Head Start also offers parenting classes and support groups open to anyone, regardless of income. Parents are taught to use their strengths to deal with things like discipline and bedtime routines in a healthy, developmentally appropriate way for their children, and can network with other parents.
Mary Lou Gutierrez offers cooking classes where parents and children learn to cook nutritious, low-cost meals together.
“I’ll tell them this recipe only takes $8 or $10 to feed a family of six people and they’ll say, ‘What?!’,” she said. “Because they’re spending more than that on food that’s not even healthy.”
While parents are meant to be their children’s first and most influential teachers, schools can help fill in the gaps for children who aren’t born into a financially stable home with two married, college-educated parents — the ideal, statistically speaking, for reaching the middle class.
Melody Bustillos, a counselor at Hermiston High School, said only about 14 percent of adults over 25 in Hermiston have a bachelor’s degree or above, so many students who are looking to pursue a college degree don’t necessarily have a parent who can give guidance from personal experience.

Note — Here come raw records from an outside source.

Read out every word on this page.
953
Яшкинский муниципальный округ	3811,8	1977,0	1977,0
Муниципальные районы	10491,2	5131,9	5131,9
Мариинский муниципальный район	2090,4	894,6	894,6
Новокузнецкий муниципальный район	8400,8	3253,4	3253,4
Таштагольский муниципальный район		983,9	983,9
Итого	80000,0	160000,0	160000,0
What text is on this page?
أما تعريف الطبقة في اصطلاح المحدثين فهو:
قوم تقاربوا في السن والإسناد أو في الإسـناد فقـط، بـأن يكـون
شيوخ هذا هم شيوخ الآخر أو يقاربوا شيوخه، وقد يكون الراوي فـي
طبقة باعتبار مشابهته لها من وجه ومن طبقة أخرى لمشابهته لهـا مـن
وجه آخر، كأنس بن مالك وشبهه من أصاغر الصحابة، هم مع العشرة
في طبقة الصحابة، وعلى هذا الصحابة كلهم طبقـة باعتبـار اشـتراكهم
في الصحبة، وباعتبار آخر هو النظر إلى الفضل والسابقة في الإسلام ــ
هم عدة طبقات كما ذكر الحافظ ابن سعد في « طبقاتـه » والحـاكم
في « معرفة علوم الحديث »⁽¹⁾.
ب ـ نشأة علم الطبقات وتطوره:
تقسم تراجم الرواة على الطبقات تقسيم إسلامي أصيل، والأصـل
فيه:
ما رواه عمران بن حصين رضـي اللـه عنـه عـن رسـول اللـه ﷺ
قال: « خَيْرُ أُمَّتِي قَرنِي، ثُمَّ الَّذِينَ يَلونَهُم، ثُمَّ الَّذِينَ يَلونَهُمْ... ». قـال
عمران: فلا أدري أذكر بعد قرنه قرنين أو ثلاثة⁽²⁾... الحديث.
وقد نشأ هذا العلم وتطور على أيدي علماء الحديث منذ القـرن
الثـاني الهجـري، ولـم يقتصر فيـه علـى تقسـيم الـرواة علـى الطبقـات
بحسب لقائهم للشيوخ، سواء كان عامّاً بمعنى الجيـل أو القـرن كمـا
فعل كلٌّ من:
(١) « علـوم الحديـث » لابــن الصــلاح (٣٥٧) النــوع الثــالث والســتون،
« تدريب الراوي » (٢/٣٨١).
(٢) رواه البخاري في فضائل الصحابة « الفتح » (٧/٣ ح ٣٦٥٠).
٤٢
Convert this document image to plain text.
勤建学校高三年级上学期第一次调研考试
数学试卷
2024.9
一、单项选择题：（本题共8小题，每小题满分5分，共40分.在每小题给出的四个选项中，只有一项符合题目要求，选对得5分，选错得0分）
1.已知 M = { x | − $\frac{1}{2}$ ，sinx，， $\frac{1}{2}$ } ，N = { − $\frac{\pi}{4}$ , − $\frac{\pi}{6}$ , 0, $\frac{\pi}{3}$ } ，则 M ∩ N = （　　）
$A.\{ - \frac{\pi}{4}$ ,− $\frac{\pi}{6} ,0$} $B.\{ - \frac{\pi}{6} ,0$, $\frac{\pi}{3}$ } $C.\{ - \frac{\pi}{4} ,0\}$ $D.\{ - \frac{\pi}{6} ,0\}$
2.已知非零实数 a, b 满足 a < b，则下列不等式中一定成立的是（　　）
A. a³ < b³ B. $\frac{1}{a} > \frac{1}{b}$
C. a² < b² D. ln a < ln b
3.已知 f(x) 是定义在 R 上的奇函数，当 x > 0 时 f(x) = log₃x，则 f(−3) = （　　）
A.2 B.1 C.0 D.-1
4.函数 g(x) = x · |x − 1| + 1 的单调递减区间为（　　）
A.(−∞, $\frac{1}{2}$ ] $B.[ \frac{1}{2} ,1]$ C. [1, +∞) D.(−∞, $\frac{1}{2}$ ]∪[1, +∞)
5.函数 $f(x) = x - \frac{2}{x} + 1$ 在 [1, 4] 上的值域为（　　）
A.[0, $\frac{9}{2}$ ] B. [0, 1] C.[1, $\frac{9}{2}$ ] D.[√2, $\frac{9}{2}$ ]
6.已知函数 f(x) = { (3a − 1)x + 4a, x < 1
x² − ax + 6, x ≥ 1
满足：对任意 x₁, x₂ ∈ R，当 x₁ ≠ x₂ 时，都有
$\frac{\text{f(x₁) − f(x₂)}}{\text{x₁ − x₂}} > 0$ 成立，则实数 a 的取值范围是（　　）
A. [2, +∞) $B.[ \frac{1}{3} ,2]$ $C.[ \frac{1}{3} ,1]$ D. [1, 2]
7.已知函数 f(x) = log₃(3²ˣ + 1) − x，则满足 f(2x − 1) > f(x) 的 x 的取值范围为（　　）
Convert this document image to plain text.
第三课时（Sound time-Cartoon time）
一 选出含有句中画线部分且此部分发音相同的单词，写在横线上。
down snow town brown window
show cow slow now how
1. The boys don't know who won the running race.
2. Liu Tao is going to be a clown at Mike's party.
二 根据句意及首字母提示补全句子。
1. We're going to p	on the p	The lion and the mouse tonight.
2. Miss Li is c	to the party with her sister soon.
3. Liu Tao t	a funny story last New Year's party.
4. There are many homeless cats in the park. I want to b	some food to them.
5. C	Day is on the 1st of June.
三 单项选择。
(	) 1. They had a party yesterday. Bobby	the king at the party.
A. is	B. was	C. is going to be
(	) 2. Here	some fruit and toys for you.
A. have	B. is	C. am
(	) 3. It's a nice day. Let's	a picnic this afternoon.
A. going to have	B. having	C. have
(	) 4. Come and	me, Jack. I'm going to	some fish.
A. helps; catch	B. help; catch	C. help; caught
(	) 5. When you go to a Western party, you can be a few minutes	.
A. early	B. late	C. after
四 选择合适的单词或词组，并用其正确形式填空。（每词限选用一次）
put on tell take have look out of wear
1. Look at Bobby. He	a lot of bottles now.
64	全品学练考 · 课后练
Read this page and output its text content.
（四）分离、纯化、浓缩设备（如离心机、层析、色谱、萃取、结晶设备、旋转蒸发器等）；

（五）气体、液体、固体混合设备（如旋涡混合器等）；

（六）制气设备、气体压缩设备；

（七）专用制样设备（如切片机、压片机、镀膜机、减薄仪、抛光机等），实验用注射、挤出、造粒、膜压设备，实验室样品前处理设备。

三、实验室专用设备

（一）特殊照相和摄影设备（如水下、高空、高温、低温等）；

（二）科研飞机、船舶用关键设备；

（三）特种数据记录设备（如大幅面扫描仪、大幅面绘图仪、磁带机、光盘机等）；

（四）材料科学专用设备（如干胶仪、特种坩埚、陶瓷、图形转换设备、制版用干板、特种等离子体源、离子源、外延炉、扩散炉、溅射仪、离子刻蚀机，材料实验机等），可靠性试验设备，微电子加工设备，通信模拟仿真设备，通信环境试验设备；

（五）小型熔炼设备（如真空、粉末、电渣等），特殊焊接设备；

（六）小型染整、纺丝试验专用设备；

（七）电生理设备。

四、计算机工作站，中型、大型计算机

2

“We basically assume all our kids need help,” she said.
The high school has three clubs to help with that: College Club, which is open to any student interested in a post-secondary education; the College Savers club, which is income-based; and Generation College, for students who would be the first in their family to graduate from college.
Last week the school brought seniors planning to study at Blue Mountain Community College this fall to BMCC’s Hermiston and Pendleton campuses, where students were given a tour by current BMCC students. Those ambassadors answered questions from the high school students about things like placement tests and online classes.
Bustillos said Generation College advisors are unique to most high school programs because they stick with students all the way through their college graduation, answering questions and offering support as needed.
“It’s not enough to just get them accepted,” she said. “You can’t just turn them loose and figure everything’s OK. ... We talk a lot about high school graduation rates and about getting kids accepted into college but I feel like we rarely talk about helping these kids get a degree.”
The Oregon Community Foundation found that children in some communities find it easier to escape poverty than others. Children in Eastern Oregon counties tend to fare better than those on the west side of the state in moving up the income ladder, but Umatilla County and Morrow County are the exceptions to that rule. The report notes that “Communities with higher upward mobility tend to be more racially and economically integrated and have less income inequality, more social capital, more two-parent families and higher-quality schools.”
The report suggests that most Eastern Oregon children may have more upward mobility in part because of the social capital piece. A 2006 study cited in the report called “The production of social capital in US counties” — which ranked social capital based on per-capita membership of civic organizations, fitness centers, religious institutions and more — showed Wallowa County ranked the highest in the state on the social capital index, followed by Baker and Grant counties. Umatilla and Morrow counties ranked on the lower end of the scale for the state.
One organization in Hermiston created since then is Made to Thrive, a nonprofit that provides at-risk children with the money, transportation, equipment and support needed to participate in sports and other extracurricular activities. Kriss Dammeyer, the nonprofit’s director, said she has seen children learn lifelong skills like anger management, networking and honoring commitments through sports.
“It’s really something special to see a child who has never gotten to participate in anything light up when you tell them they get to participate and whatever barrier has been keeping them away, we’re going to knock down,” she said.